What does it involve?
ACCORD has two stages:
Stage 1: Evaluation/pilot
This initial stage will assess how well potential drugs work when added onto standard care, in small groups (10-60) of patients hospitalised with COVID‑19.
Stage 2: Confirmation
Drugs that show the most potential will be assessed in larger numbers of patients hospitalised with COVID‑19.
At each stage, patients will be assessed for their suitability to be involved either the day before starting the treatment or on the first day of treatment. Treatment and assessments will continue for 29 days or until they are considered well enough to leave the hospital.
They will also be asked to return for an appointment approximately 60 days after starting their treatment, with a final follow-up after approximately 90 days.
Who is leading it?
The Chief Investigator of the ACCORD Platform is Professor Tom Wilkinson, Professor of Respiratory Medicine at the University of Southampton and Honorary NHS Consultant Physician at University Hospital Southampton. Additionally, there are two coordinating investigators, Professor Anthony De Soyza, Professor in Pulmonary medicine, Newcastle University & Honorary Consultant, Freeman Hospital, Freeman Hospital and Professor Dave Singh, Professor of Clinical Pharmacology & Respiratory Medicine Respiratory Research Group at the University of Manchester.

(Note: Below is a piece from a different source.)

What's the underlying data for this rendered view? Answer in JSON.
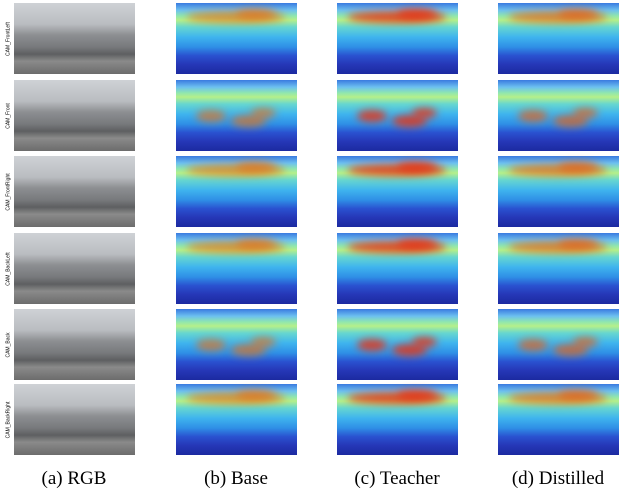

A Scientific Advisory Committee was established to support the relaunch of the programme, and is chaired by Professor Ashley Woodcock, Associate Dean for Clinical Affairs, Professor of Respiratory Medicine, University of Manchester and Consultant Physician, Directorate of Respiratory Medicine, Wythenshawe Hospital, Manchester University Foundation Trust. This committee advises the investigators on the scientific conduct of the study.
The investigators are advised on safety issues by an Independent Data Monitoring Committee, which reviews clinical safety data at regular intervals.